Orb, the post-time favorite at 5-1, had a winning time of 2:02.89 over the muddy 1¼-mile track.
“When it was time to go, I knew he was going to respond well,” jockey Joel Rosario said of Orb, calling his race a “perfect trip.”
Shug McGaughey III, a Kentucky native and widely respected trainer who had yet to win the Derby, was overcome with emotion by Orb’s comeback, breaking down as he tried to explain his joy.
“I always dreamed of this day and it finally came,” said McGaughey.
Orb’s co-owner Stuart Janney gave McGaughey the credit, noting that many had been saying his time to win the Derby had come.
“We certainly hoped it had,” Janney said. “And it did.”
Palace Malice, ridden by veteran rider Mike Smith, broke out to a several-lengths lead about halfway through the race.
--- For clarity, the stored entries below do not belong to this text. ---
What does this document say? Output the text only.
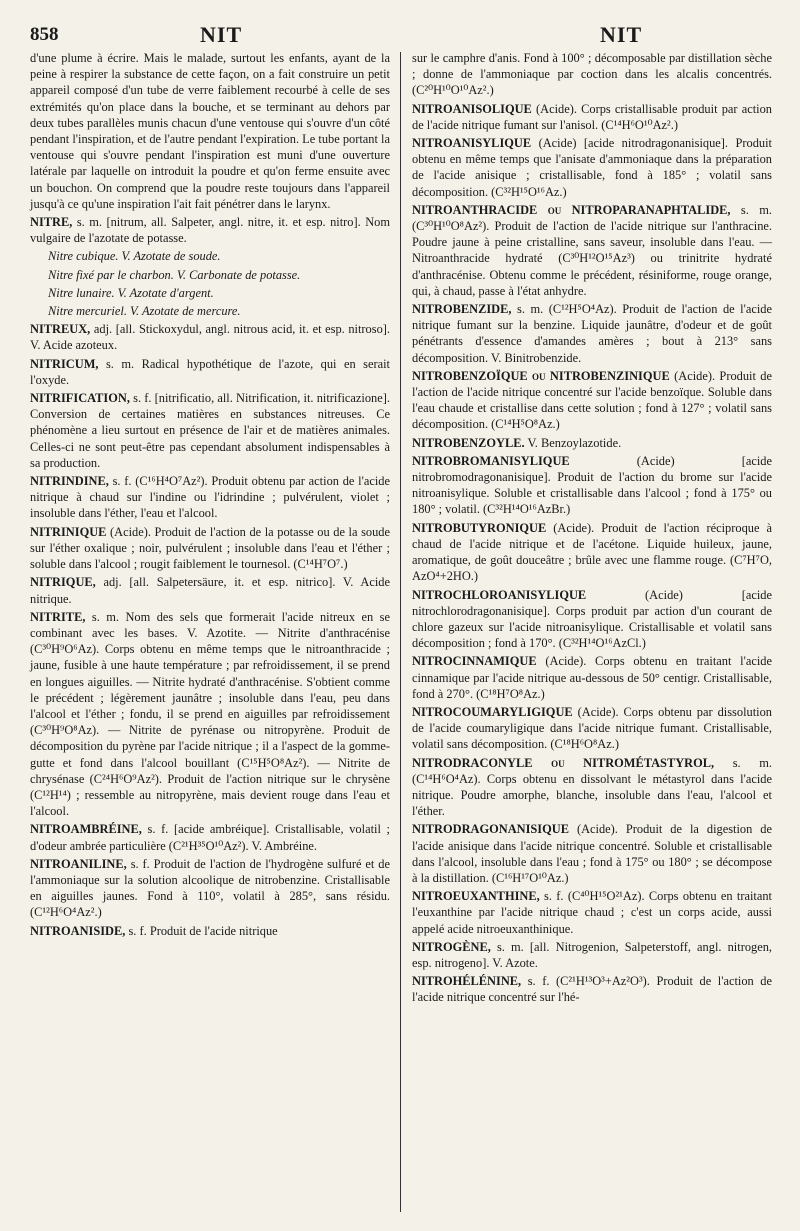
858	NIT	NIT

d'une plume à écrire. Mais le malade, surtout les enfants, ayant de la peine à respirer la substance de cette façon, on a fait construire un petit appareil composé d'un tube de verre faiblement recourbé à celle de ses extrémités qu'on place dans la bouche, et se terminant au dehors par deux tubes parallèles munis chacun d'une ventouse qui s'ouvre d'un côté pendant l'inspiration, et de l'autre pendant l'expiration. Le tube portant la ventouse qui s'ouvre pendant l'inspiration est muni d'une ouverture latérale par laquelle on introduit la poudre et qu'on ferme ensuite avec un bouchon. On comprend que la poudre reste toujours dans l'appareil jusqu'à ce qu'une inspiration l'ait fait pénétrer dans le larynx.

NITRE, s. m. [nitrum, all. Salpeter, angl. nitre, it. et esp. nitro]. Nom vulgaire de l'azotate de potasse.

Nitre cubique. V. Azotate de soude.

Nitre fixé par le charbon. V. Carbonate de potasse.

Nitre lunaire. V. Azotate d'argent.

Nitre mercuriel. V. Azotate de mercure.

NITREUX, adj. [all. Stickoxydul, angl. nitrous acid, it. et esp. nitroso]. V. Acide azoteux.

NITRICUM, s. m. Radical hypothétique de l'azote, qui en serait l'oxyde.

NITRIFICATION, s. f. [nitrificatio, all. Nitrification, it. nitrificazione]. Conversion de certaines matières en substances nitreuses. Ce phénomène a lieu surtout en présence de l'air et de matières animales. Celles-ci ne sont peut-être pas cependant absolument indispensables à sa production.

NITRINDINE, s. f. (C¹⁶H⁴O⁷Az²). Produit obtenu par action de l'acide nitrique à chaud sur l'indine ou l'idrindine ; pulvérulent, violet ; insoluble dans l'éther, l'eau et l'alcool.

NITRINIQUE (Acide). Produit de l'action de la potasse ou de la soude sur l'éther oxalique ; noir, pulvérulent ; insoluble dans l'eau et l'éther ; soluble dans l'alcool ; rougit faiblement le tournesol. (C¹⁴H⁷O⁷.)

NITRIQUE, adj. [all. Salpetersäure, it. et esp. nitrico]. V. Acide nitrique.

NITRITE, s. m. Nom des sels que formerait l'acide nitreux en se combinant avec les bases. V. Azotite. — Nitrite d'anthracénise (C³⁰H⁹O⁶Az). Corps obtenu en même temps que le nitroanthracide ; jaune, fusible à une haute température ; par refroidissement, il se prend en longues aiguilles. — Nitrite hydraté d'anthracénise. S'obtient comme le précédent ; légèrement jaunâtre ; insoluble dans l'eau, peu dans l'alcool et l'éther ; fondu, il se prend en aiguilles par refroidissement (C³⁰H⁹O⁸Az). — Nitrite de pyrénase ou nitropyrène. Produit de décomposition du pyrène par l'acide nitrique ; il a l'aspect de la gomme-gutte et fond dans l'alcool bouillant (C¹⁵H⁵O⁸Az²). — Nitrite de chrysénase (C²⁴H⁶O⁹Az²). Produit de l'action nitrique sur le chrysène (C¹²H¹⁴) ; ressemble au nitropyrène, mais devient rouge dans l'eau et l'alcool.

NITROAMBRÉINE, s. f. [acide ambréique]. Cristallisable, volatil ; d'odeur ambrée particulière (C²¹H³⁵O¹⁰Az²). V. Ambréine.

NITROANILINE, s. f. Produit de l'action de l'hydrogène sulfuré et de l'ammoniaque sur la solution alcoolique de nitrobenzine. Cristallisable en aiguilles jaunes. Fond à 110°, volatil à 285°, sans résidu. (C¹²H⁶O⁴Az².)

NITROANISIDE, s. f. Produit de l'acide nitrique

sur le camphre d'anis. Fond à 100° ; décomposable par distillation sèche ; donne de l'ammoniaque par coction dans les alcalis concentrés. (C²⁰H¹⁰O¹⁰Az².)

NITROANISOLIQUE (Acide). Corps cristallisable produit par action de l'acide nitrique fumant sur l'anisol. (C¹⁴H⁶O¹⁰Az².)

NITROANISYLIQUE (Acide) [acide nitrodragonanisique]. Produit obtenu en même temps que l'anisate d'ammoniaque dans la préparation de l'acide anisique ; cristallisable, fond à 185° ; volatil sans décomposition. (C³²H¹⁵O¹⁶Az.)

NITROANTHRACIDE ou NITROPARANAPHTALIDE, s. m. (C³⁰H¹⁰O⁸Az²). Produit de l'action de l'acide nitrique sur l'anthracine. Poudre jaune à peine cristalline, sans saveur, insoluble dans l'eau. — Nitroanthracide hydraté (C³⁰H¹²O¹⁵Az³) ou trinitrite hydraté d'anthracénise. Obtenu comme le précédent, résiniforme, rouge orange, qui, à chaud, passe à l'état anhydre.

NITROBENZIDE, s. m. (C¹²H⁵O⁴Az). Produit de l'action de l'acide nitrique fumant sur la benzine. Liquide jaunâtre, d'odeur et de goût pénétrants d'essence d'amandes amères ; bout à 213° sans décomposition. V. Binitrobenzide.

NITROBENZOÏQUE ou NITROBENZINIQUE (Acide). Produit de l'action de l'acide nitrique concentré sur l'acide benzoïque. Soluble dans l'eau chaude et cristallise dans cette solution ; fond à 127° ; volatil sans décomposition. (C¹⁴H⁵O⁸Az.)

NITROBENZOYLE. V. Benzoylazotide.

NITROBROMANISYLIQUE	(Acide) [acide nitrobromodragonanisique]. Produit de l'action du brome sur l'acide nitroanisylique. Soluble et cristallisable dans l'alcool ; fond à 175° ou 180° ; volatil. (C³²H¹⁴O¹⁶AzBr.)

NITROBUTYRONIQUE (Acide). Produit de l'action réciproque à chaud de l'acide nitrique et de l'acétone. Liquide huileux, jaune, aromatique, de goût douceâtre ; brûle avec une flamme rouge. (C⁷H⁷O, AzO⁴+2HO.)

NITROCHLOROANISYLIQUE	(Acide) [acide nitrochlorodragonanisique]. Corps produit par action d'un courant de chlore gazeux sur l'acide nitroanisylique. Cristallisable et volatil sans décomposition ; fond à 170°. (C³²H¹⁴O¹⁶AzCl.)

NITROCINNAMIQUE (Acide). Corps obtenu en traitant l'acide cinnamique par l'acide nitrique au-dessous de 50° centigr. Cristallisable, fond à 270°. (C¹⁸H⁷O⁸Az.)

NITROCOUMARYLIGIQUE (Acide). Corps obtenu par dissolution de l'acide coumaryligique dans l'acide nitrique fumant. Cristallisable, volatil sans décomposition. (C¹⁸H⁶O⁸Az.)

NITRODRACONYLE ou NITROMÉTASTYROL, s. m. (C¹⁴H⁶O⁴Az). Corps obtenu en dissolvant le métastyrol dans l'acide nitrique. Poudre amorphe, blanche, insoluble dans l'eau, l'alcool et l'éther.

NITRODRAGONANISIQUE (Acide). Produit de la digestion de l'acide anisique dans l'acide nitrique concentré. Soluble et cristallisable dans l'alcool, insoluble dans l'eau ; fond à 175° ou 180° ; se décompose à la distillation. (C¹⁶H¹⁷O¹⁰Az.)

NITROEUXANTHINE, s. f. (C⁴⁰H¹⁵O²¹Az). Corps obtenu en traitant l'euxanthine par l'acide nitrique chaud ; c'est un corps acide, aussi appelé acide nitroeuxanthinique.

NITROGÈNE, s. m. [all. Nitrogenion, Salpeterstoff, angl. nitrogen, esp. nitrogeno]. V. Azote.

NITROHÉLÉNINE, s. f. (C²¹H¹³O³+Az²O³). Produit de l'action de l'acide nitrique concentré sur l'hé-
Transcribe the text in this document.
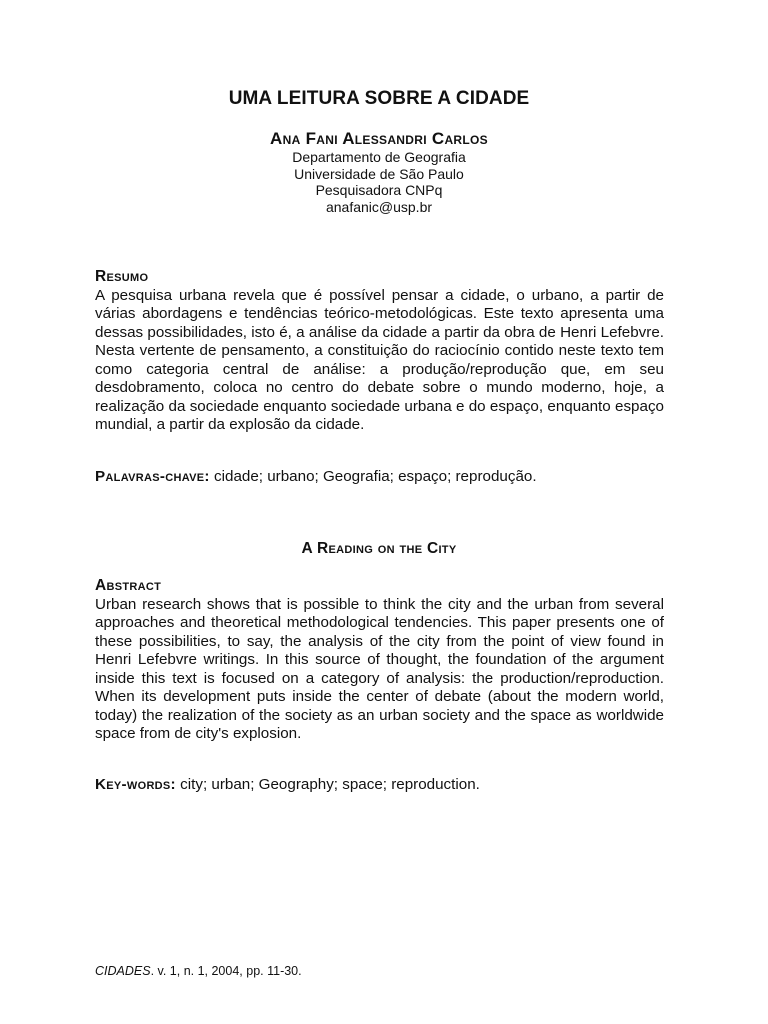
UMA LEITURA SOBRE A CIDADE
Ana Fani Alessandri Carlos
Departamento de Geografia
Universidade de São Paulo
Pesquisadora CNPq
anafanic@usp.br
Resumo

A pesquisa urbana revela que é possível pensar a cidade, o urbano, a partir de várias abordagens e tendências teórico-metodológicas. Este texto apresenta uma dessas possibilidades, isto é, a análise da cidade a partir da obra de Henri Lefebvre. Nesta vertente de pensamento, a constituição do raciocínio contido neste texto tem como categoria central de análise: a produção/reprodução que, em seu desdobramento, coloca no centro do debate sobre o mundo moderno, hoje, a realização da sociedade enquanto sociedade urbana e do espaço, enquanto espaço mundial, a partir da explosão da cidade.

Palavras-chave: cidade; urbano; Geografia; espaço; reprodução.
A Reading on the City
Abstract

Urban research shows that is possible to think the city and the urban from several approaches and theoretical methodological tendencies. This paper presents one of these possibilities, to say, the analysis of the city from the point of view found in Henri Lefebvre writings. In this source of thought, the foundation of the argument inside this text is focused on a category of analysis: the production/reproduction. When its development puts inside the center of debate (about the modern world, today) the realization of the society as an urban society and the space as worldwide space from de city's explosion.

Key-words: city; urban; Geography; space; reproduction.
CIDADES. v. 1, n. 1, 2004, pp. 11-30.
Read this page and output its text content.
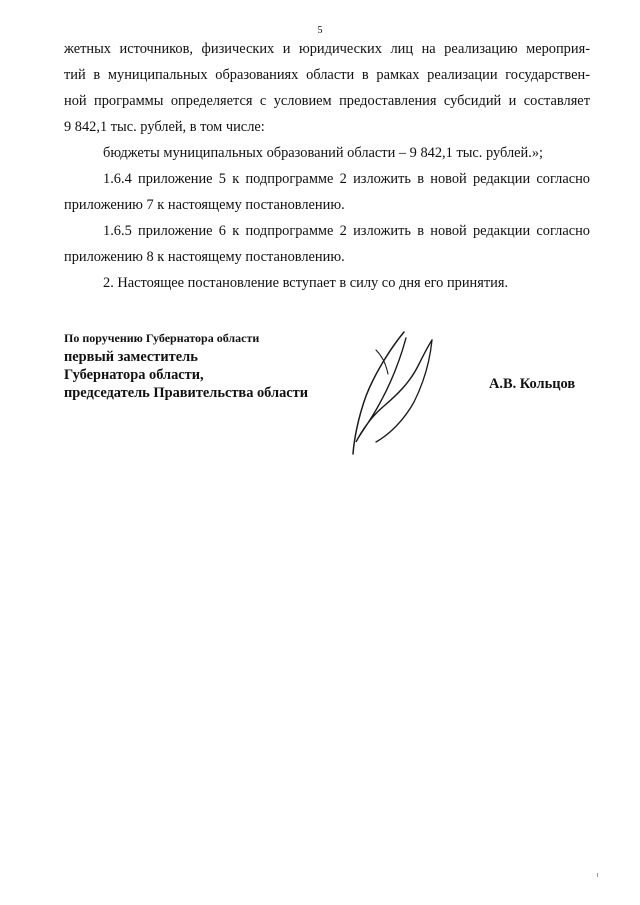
5
жетных источников, физических и юридических лиц на реализацию мероприя-
тий в муниципальных образованиях области в рамках реализации государствен-
ной программы определяется с условием предоставления субсидий и составляет
9 842,1 тыс. рублей, в том числе:
бюджеты муниципальных образований области – 9 842,1 тыс. рублей.»;
1.6.4 приложение 5 к подпрограмме 2 изложить в новой редакции согласно
приложению 7 к настоящему постановлению.
1.6.5 приложение 6 к подпрограмме 2 изложить в новой редакции согласно
приложению 8 к настоящему постановлению.
2. Настоящее постановление вступает в силу со дня его принятия.
По поручению Губернатора области
первый заместитель
Губернатора области,
председатель Правительства области
А.В. Кольцов
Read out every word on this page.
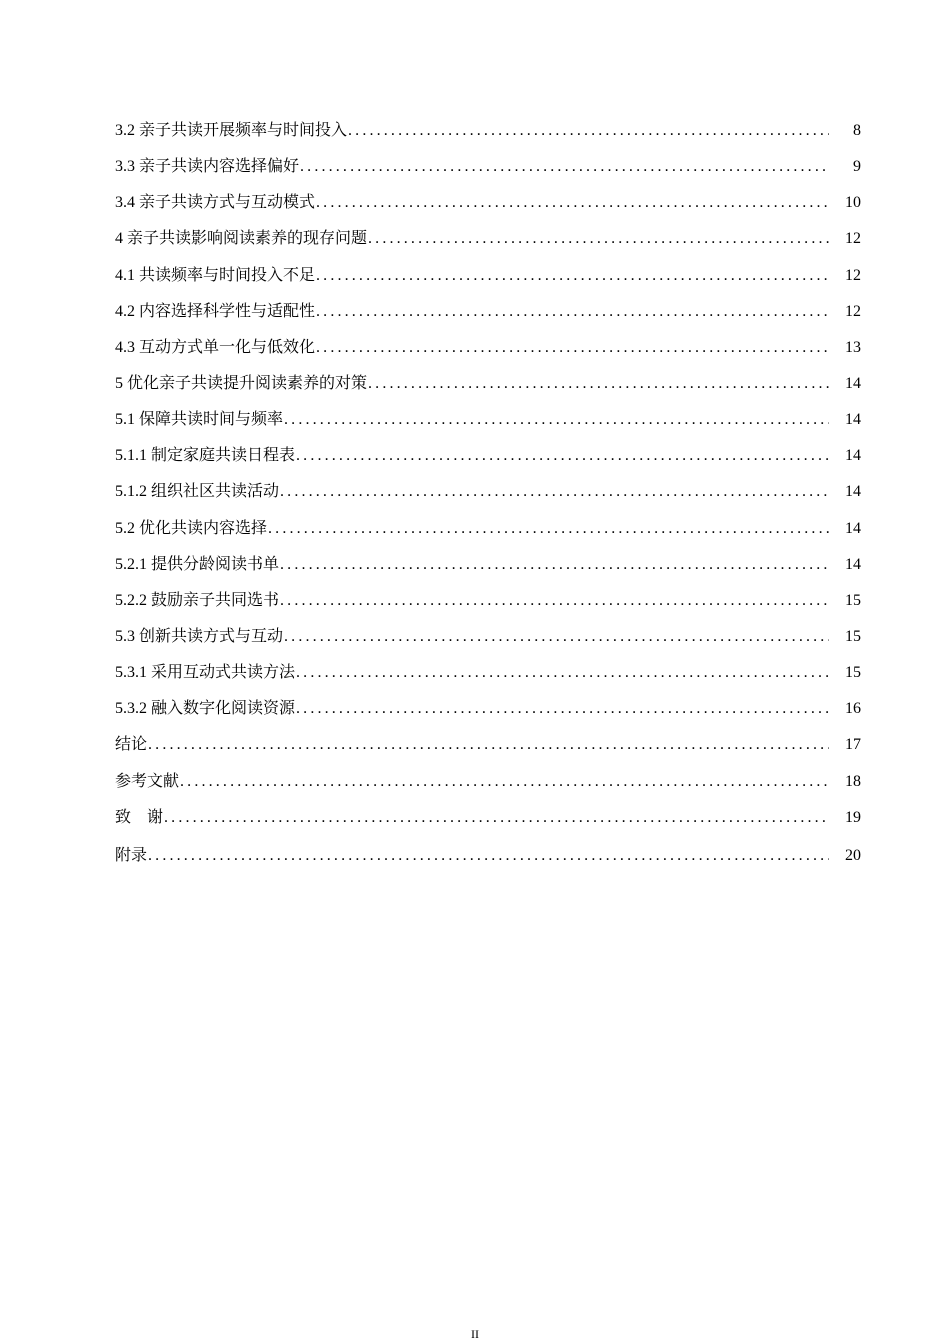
3.2 亲子共读开展频率与时间投入 .....	8
3.3 亲子共读内容选择偏好 .....	9
3.4 亲子共读方式与互动模式 .....	10
4 亲子共读影响阅读素养的现存问题 .....	12
4.1 共读频率与时间投入不足 .....	12
4.2 内容选择科学性与适配性 .....	12
4.3 互动方式单一化与低效化 .....	13
5 优化亲子共读提升阅读素养的对策 .....	14
5.1 保障共读时间与频率 .....	14
5.1.1 制定家庭共读日程表 .....	14
5.1.2 组织社区共读活动 .....	14
5.2 优化共读内容选择 .....	14
5.2.1 提供分龄阅读书单 .....	14
5.2.2 鼓励亲子共同选书 .....	15
5.3 创新共读方式与互动 .....	15
5.3.1 采用互动式共读方法 .....	15
5.3.2 融入数字化阅读资源 .....	16
结论 .....	17
参考文献 .....	18
致    谢 .....	19
附录 .....	20
II
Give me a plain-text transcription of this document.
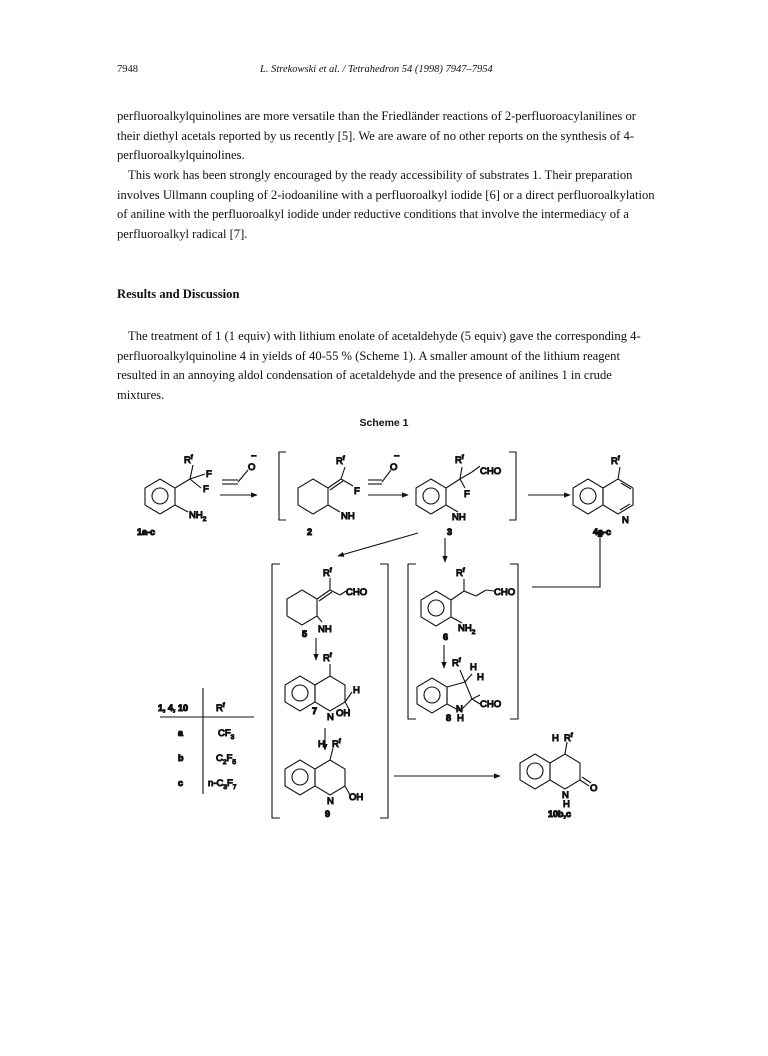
7948	L. Strekowski et al. / Tetrahedron 54 (1998) 7947–7954

perfluoroalkylquinolines are more versatile than the Friedländer reactions of 2-perfluoroacylanilines or their diethyl acetals reported by us recently [5]. We are aware of no other reports on the synthesis of 4-perfluoroalkylquinolines.

This work has been strongly encouraged by the ready accessibility of substrates 1. Their preparation involves Ullmann coupling of 2-iodoaniline with a perfluoroalkyl iodide [6] or a direct perfluoroalkylation of aniline with the perfluoroalkyl iodide under reductive conditions that involve the intermediacy of a perfluoroalkyl radical [7].

Results and Discussion

The treatment of 1 (1 equiv) with lithium enolate of acetaldehyde (5 equiv) gave the corresponding 4-perfluoroalkylquinoline 4 in yields of 40-55 % (Scheme 1). A smaller amount of the lithium reagent resulted in an annoying aldol condensation of acetaldehyde and the presence of anilines 1 in crude mixtures.

Scheme 1
$R^f$
F
F
$NH_2$
1a-c
O
−	$R^f$
F
NH
2
O
−	$R^f$
CHO
F
NH
3
$R^f$
N
4a-c
$R^f$
CHO
NH
5
$R^f$
H
N OH
7
H $R^f$
N OH
9
$R^f$
CHO
$NH_2$
6
$R^f$
H
H
CHO
N
H
8
H $R^f$
N
H
O
10b,c
1, 4, 10	$R^f$
a	$CF_3$
b	$C_2F_5$
c	$n-C_3F_7$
The lead group tightened leaving the backstretch, with Normandy Invasion briefly taking the lead before Orb made his move.
More than 150,000 spectators packed Churchill Downs in Louisville, where rain had fallen much of the day and left the track sloppy.
The Derby, which features the nation’s finest 3-year-olds, is the first jewel of the Triple Crown. The 138th running of the Preakness, on May 18 in Maryland, is the second, followed by the Belmont Stakes, in New York on June 8.
Only 11 horses have won the crown, none since Affirmed did in 1978.
Two riders were trying to make history Saturday, but came up short.
Goldencents was ridden by Kevin Krigger, who vied to become the first black jockey to win the premier race since Jimmy Winkfield took the trophy back-to-back in 1901 and 1902.
Rosie Napravnik, 25, riding Mylute, made a bid to be the first female jockey to win the race. Mylute finished fifth.
It was the first Kentucky Derby win for Rosario.